DemeterEye is a prototype, but the engineering approach behind it reflects the kind of production systems Akvelon builds for real-world use. What the ARKNova team demonstrated during the NASA Space Apps Challenge was a repeatable way to turn complex geospatial and time-series data into operational signals, under tight constraints and with end users in mind.

At its core, this approach combines large-scale data ingestion, consistent geospatial processing, time-series analysis, and forecasting models into automated pipelines that update continuously as new data arrives. Just as importantly, it exposes results through interfaces designed for decision-makers, not data specialists.


This architecture scales beyond agriculture.

• In precision agriculture, similar systems support crop health monitoring, early stress detection, and yield forecasting across large field portfolios.

• In climate and environmental analytics, they enable vegetation monitoring, land-use change detection, and sustainability reporting.

• In infrastructure and asset monitoring, teams use geospatial risk analytics to track changes around roads, pipelines, or power lines and prioritize inspections based on detected risk patterns.

• In logistics, insurance, and risk modeling, Earth observation data supports faster impact assessment and more reliable, data-backed decisions after extreme events.

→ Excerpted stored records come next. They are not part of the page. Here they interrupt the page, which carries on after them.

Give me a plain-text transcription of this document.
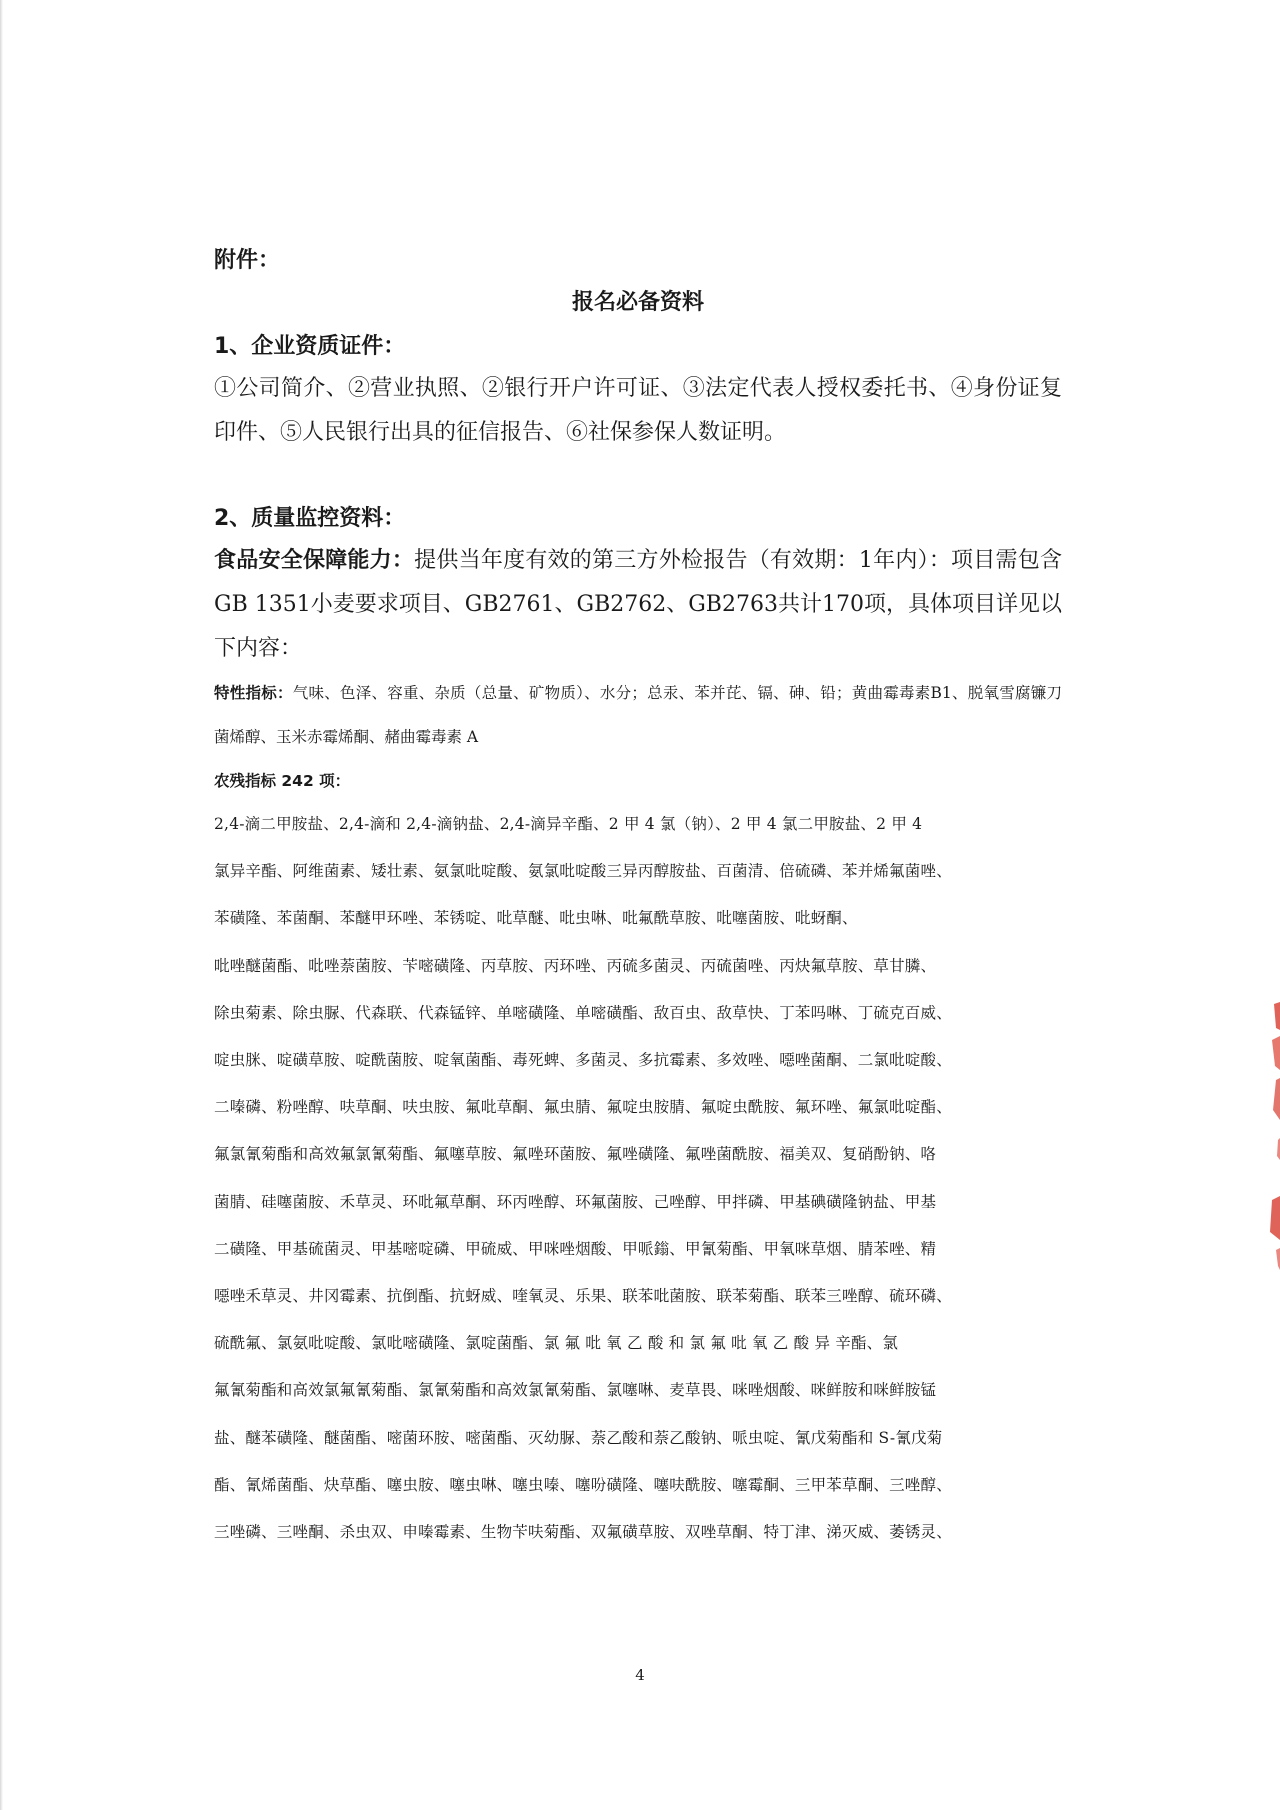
附件：
报名必备资料
1、企业资质证件：

①公司简介、②营业执照、②银行开户许可证、③法定代表人授权委托书、④身份证复印件、⑤人民银行出具的征信报告、⑥社保参保人数证明。

2、质量监控资料：

食品安全保障能力：提供当年度有效的第三方外检报告（有效期：1年内）：项目需包含GB 1351小麦要求项目、GB2761、GB2762、GB2763共计170项，具体项目详见以下内容：

特性指标：气味、色泽、容重、杂质（总量、矿物质）、水分；总汞、苯并芘、镉、砷、铅；黄曲霉毒素B1、脱氧雪腐镰刀菌烯醇、玉米赤霉烯酮、赭曲霉毒素 A

农残指标 242 项：
2,4-滴二甲胺盐、2,4-滴和 2,4-滴钠盐、2,4-滴异辛酯、2 甲 4 氯（钠）、2 甲 4 氯二甲胺盐、2 甲 4
氯异辛酯、阿维菌素、矮壮素、氨氯吡啶酸、氨氯吡啶酸三异丙醇胺盐、百菌清、倍硫磷、苯并烯氟菌唑、
苯磺隆、苯菌酮、苯醚甲环唑、苯锈啶、吡草醚、吡虫啉、吡氟酰草胺、吡噻菌胺、吡蚜酮、
吡唑醚菌酯、吡唑萘菌胺、苄嘧磺隆、丙草胺、丙环唑、丙硫多菌灵、丙硫菌唑、丙炔氟草胺、草甘膦、
除虫菊素、除虫脲、代森联、代森锰锌、单嘧磺隆、单嘧磺酯、敌百虫、敌草快、丁苯吗啉、丁硫克百威、
啶虫脒、啶磺草胺、啶酰菌胺、啶氧菌酯、毒死蜱、多菌灵、多抗霉素、多效唑、噁唑菌酮、二氯吡啶酸、
二嗪磷、粉唑醇、呋草酮、呋虫胺、氟吡草酮、氟虫腈、氟啶虫胺腈、氟啶虫酰胺、氟环唑、氟氯吡啶酯、
氟氯氰菊酯和高效氟氯氰菊酯、氟噻草胺、氟唑环菌胺、氟唑磺隆、氟唑菌酰胺、福美双、复硝酚钠、咯
菌腈、硅噻菌胺、禾草灵、环吡氟草酮、环丙唑醇、环氟菌胺、己唑醇、甲拌磷、甲基碘磺隆钠盐、甲基
二磺隆、甲基硫菌灵、甲基嘧啶磷、甲硫威、甲咪唑烟酸、甲哌鎓、甲氰菊酯、甲氧咪草烟、腈苯唑、精
噁唑禾草灵、井冈霉素、抗倒酯、抗蚜威、喹氧灵、乐果、联苯吡菌胺、联苯菊酯、联苯三唑醇、硫环磷、
硫酰氟、氯氨吡啶酸、氯吡嘧磺隆、氯啶菌酯、氯 氟 吡 氧 乙 酸 和 氯 氟 吡 氧 乙 酸 异 辛酯、氯
氟氰菊酯和高效氯氟氰菊酯、氯氰菊酯和高效氯氰菊酯、氯噻啉、麦草畏、咪唑烟酸、咪鲜胺和咪鲜胺锰
盐、醚苯磺隆、醚菌酯、嘧菌环胺、嘧菌酯、灭幼脲、萘乙酸和萘乙酸钠、哌虫啶、氰戊菊酯和 S-氰戊菊
酯、氰烯菌酯、炔草酯、噻虫胺、噻虫啉、噻虫嗪、噻吩磺隆、噻呋酰胺、噻霉酮、三甲苯草酮、三唑醇、
三唑磷、三唑酮、杀虫双、申嗪霉素、生物苄呋菊酯、双氟磺草胺、双唑草酮、特丁津、涕灭威、萎锈灵、
4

Across all these domains, the challenge is rarely access to data, but rather engineering systems that consistently transform raw signals into timely, interpretable insights, and keep doing so as data volume, geography, and operational demands grow.

That is the capability Akvelon brings to production projects: building end-to-end, scalable systems that move organizations from raw data to decisions they can act on.

Note: NASA does not sponsor, endorse, or have any official affiliation with Akvelon or the DemeterEye prototype. “NASA Space Apps Challenge” is referenced only to describe the event where the prototype was built.